Malgré sa solidité théorique, l'entraînement fonctionnel est souvent mal interprété.
Pro
- Transférabilité accrue : corrélation maximale entre l'exercice en salle de sport et la performance dans le monde réel ou sportif.
- Intégration neuromusculaire : Améliore la communication entre les systèmes nerveux et musculaire (coordination).
- Prévention des blessures : en entraînant des schémas moteurs complexes et une stabilité dynamique, il réduit le risque de dysfonctionnements et de blessures.
Contre
- Généralisation excessive et interprétation erronée, tendance à penser que “tout” est fonctionnel.
la thèse selon laquelle l'entraînement fonctionnel devrait remplacer complètement l'entraînement traditionnel de la force et de l'hypertrophie.
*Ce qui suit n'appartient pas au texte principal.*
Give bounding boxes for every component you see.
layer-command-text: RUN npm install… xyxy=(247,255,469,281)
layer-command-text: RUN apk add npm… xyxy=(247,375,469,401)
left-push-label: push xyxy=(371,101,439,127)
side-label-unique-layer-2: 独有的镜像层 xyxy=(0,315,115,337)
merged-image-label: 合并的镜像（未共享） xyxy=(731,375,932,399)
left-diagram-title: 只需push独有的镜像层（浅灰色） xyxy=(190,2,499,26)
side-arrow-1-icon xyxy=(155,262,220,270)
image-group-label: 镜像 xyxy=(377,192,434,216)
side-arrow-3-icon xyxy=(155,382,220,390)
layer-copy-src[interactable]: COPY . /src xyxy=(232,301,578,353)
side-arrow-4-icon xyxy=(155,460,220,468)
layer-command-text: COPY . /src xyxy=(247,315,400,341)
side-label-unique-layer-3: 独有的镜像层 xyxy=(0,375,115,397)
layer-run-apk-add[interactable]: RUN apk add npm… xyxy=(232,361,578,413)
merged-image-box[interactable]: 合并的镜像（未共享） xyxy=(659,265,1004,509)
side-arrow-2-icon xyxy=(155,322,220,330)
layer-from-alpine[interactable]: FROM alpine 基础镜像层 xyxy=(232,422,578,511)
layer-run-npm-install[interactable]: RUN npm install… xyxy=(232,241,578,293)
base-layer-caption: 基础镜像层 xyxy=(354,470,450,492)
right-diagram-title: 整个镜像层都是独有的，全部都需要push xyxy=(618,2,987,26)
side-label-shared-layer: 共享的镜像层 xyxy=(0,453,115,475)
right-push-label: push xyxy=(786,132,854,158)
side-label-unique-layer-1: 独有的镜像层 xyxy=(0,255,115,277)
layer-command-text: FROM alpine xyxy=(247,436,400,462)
Un athlète ou un individu nécessitant des gains significatifs en termes de force maximale ou de masse musculaire devra toujours recourir à des techniques d'isolation et à des charges élevées. L'entraînement fonctionnel n'est pas la négation de la force, mais son application optimisée.
Périodisation fonctionnelle L'avenir de l'entraînement fonctionnel réside dans une périodisation qui intègre :
- Phase corrective : En utilisant des exercices à faible charge pour restaurer la mobilité et la stabilité des segments (l'approche initiale de la rééducation), les outils proprioceptifs, stabilisateurs et réactifs seront privilégiés pour cette intervention.
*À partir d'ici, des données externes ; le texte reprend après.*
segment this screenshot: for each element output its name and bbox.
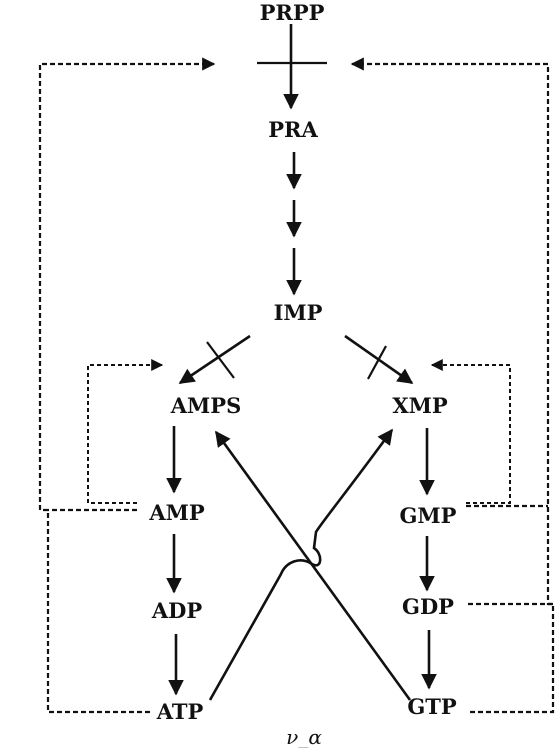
node-prpp: PRPP xyxy=(260,0,325,25)
node-gtp: GTP xyxy=(407,694,457,719)
feedback-amp-amps xyxy=(87,359,164,504)
node-xmp: XMP xyxy=(392,393,448,418)
arrow-gtp-amps xyxy=(214,430,412,701)
node-imp: IMP xyxy=(274,300,323,325)
feedback-left-outer xyxy=(38,57,216,714)
inhibition-cross-amps xyxy=(206,341,235,379)
node-amp: AMP xyxy=(148,500,205,525)
inhibition-cross-xmp xyxy=(367,345,387,380)
node-amps: AMPS xyxy=(170,393,242,418)
node-pra: PRA xyxy=(268,117,318,142)
node-adp: ADP xyxy=(151,598,203,623)
arrow-atp-xmp xyxy=(208,428,394,701)
caption-nu-alpha: ν_α xyxy=(286,725,322,748)
feedback-gmp-xmp xyxy=(430,359,511,504)
node-gdp: GDP xyxy=(402,594,454,619)
arrow-imp-amps xyxy=(178,334,251,385)
node-gmp: GMP xyxy=(400,503,457,528)
node-atp: ATP xyxy=(156,699,204,724)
- Phase fondamentale (force fonctionnelle) : exercices multiarticulaires dans la chaîne cinétique (squats, soulevés de terre, presses à tête), principalement des outils d'intégration.
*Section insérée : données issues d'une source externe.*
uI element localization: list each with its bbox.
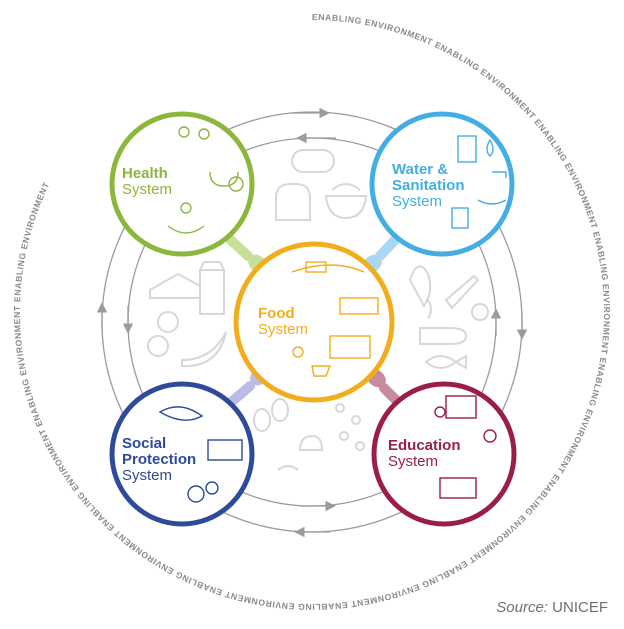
health-title: Health [122, 165, 168, 182]
education-system-node: Education System [371, 381, 517, 527]
shopping-cart-icon [311, 365, 332, 377]
stethoscope-icon [209, 171, 239, 187]
egg-icon-2 [253, 408, 271, 432]
fried-egg-icon [298, 434, 324, 451]
social-title-line1: Social [122, 435, 166, 452]
handwashing-icon [477, 199, 507, 205]
health-subtitle: System [122, 181, 172, 198]
education-subtitle: System [388, 453, 438, 470]
water-title-line1: Water & [392, 161, 448, 178]
blackboard-icon [445, 395, 477, 419]
mushroom-icon [471, 303, 489, 321]
carrot-icon [444, 274, 480, 310]
source-name: UNICEF [552, 599, 608, 616]
caring-hands-icon [167, 225, 205, 234]
orbit-arrows [96, 107, 528, 538]
social-title-line2: Protection [122, 451, 196, 468]
school-meal-tray-icon [439, 477, 477, 499]
peapod-icon [277, 465, 299, 471]
medical-cross-icon [228, 176, 244, 192]
fish-icon [424, 354, 467, 370]
bean-icon-4 [355, 441, 365, 451]
cheese-icon [149, 272, 201, 299]
food-subtitle: System [258, 321, 308, 338]
water-glass-icon [457, 135, 477, 163]
teacher-icon [434, 406, 446, 418]
gear-icon [187, 485, 205, 503]
cow-icon [305, 261, 327, 273]
apple-icon [157, 311, 179, 333]
egg-icon [271, 398, 289, 422]
health-worker-icon [178, 126, 190, 138]
handshake-icon [158, 406, 204, 421]
bean-icon [335, 403, 345, 413]
bread-loaf-icon [275, 183, 311, 221]
leafy-greens-icon [408, 265, 432, 319]
milk-carton-icon [198, 261, 226, 315]
water-title-line2: Sanitation [392, 177, 465, 194]
source-prefix: Source: [496, 599, 548, 616]
water-sanitation-system-node: Water & Sanitation System [369, 111, 515, 257]
shopper-icon [292, 346, 304, 358]
rice-bowl-icon [324, 183, 368, 220]
banana-icon [181, 331, 227, 368]
gear-icon-2 [205, 481, 219, 495]
education-title: Education [388, 437, 461, 454]
social-protection-system-node: Social Protection System [109, 381, 255, 527]
student-icon [483, 429, 497, 443]
orange-icon [147, 335, 169, 357]
source-credit: Source: UNICEF [496, 599, 608, 616]
food-system-node: Food System [233, 241, 395, 403]
drumstick-icon [419, 327, 468, 345]
water-drop-icon [486, 138, 494, 157]
bean-icon-2 [351, 415, 361, 425]
water-subtitle: System [392, 193, 442, 210]
cash-icon [207, 439, 243, 461]
market-stall-icon [339, 297, 379, 315]
background-food-icons [147, 149, 489, 471]
bread-roll-icon [291, 149, 335, 173]
tap-icon [492, 171, 507, 178]
food-title: Food [258, 305, 295, 322]
family-icon [180, 202, 192, 214]
social-subtitle: System [122, 467, 172, 484]
health-system-node: Health System [109, 111, 255, 257]
food-tray-icon [329, 335, 371, 359]
toilet-icon [451, 207, 469, 229]
bean-icon-3 [339, 431, 349, 441]
farm-field-icon [291, 264, 365, 273]
mother-child-icon [198, 128, 210, 140]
- Phase transférable (puissance fonctionnelle) : Intégration de la vitesse et des forces d'inertie (balistique, pliométrie, travail de vitesse), utilisation prédominante d'outils exploratoires et senso-perceptifs, application de tous les critères kinésiologiques énoncés.
En conclusion : l'entraînement fonctionnel, en tant qu'approche scientifique et rigoureuse, est indispensable pour tous ceux qui veulent non seulement être forts, mais aussi mieux bouger et vivre une vie efficiente sur le plan moteur. Le choix des outils, comme ceux fournis par SIDEA, leader européen dans la conception d'outils fonctionnels, devient crucial pour transformer le principe théorique en une pratique motrice efficace et sûre, grâce aux énormes investissements réalisés par l'entreprise en termes de recherche et développement, et aux partenariats avec des écoles de formation comme Strong First, qui portent les principes exposés dans ces pages à un niveau élevé et mettent en évidence tous les avantages que l'entraînement fonctionnel apporte à ce domaine fondamental de la préparation athlétique.
Dr. M. Maraldi
Sources de référence et auteurs :
- Gambetta, V. (2007). Athletic Development : The Art & Science of Functional Sports Conditioning (Développement athlétique : l'art et la science de la préparation sportive fonctionnelle). Human Kinetics.
- Boyle, M. (2016). New Functional Training for Sports (Nouvel entraînement fonctionnel pour le sport). Human Kinetics.
- Cook, G. (2010). Mouvement : Systèmes de mouvement fonctionnel : dépistage, évaluation, stratégies correctives.
- Andorlini, A. (2013) Coaching Movement.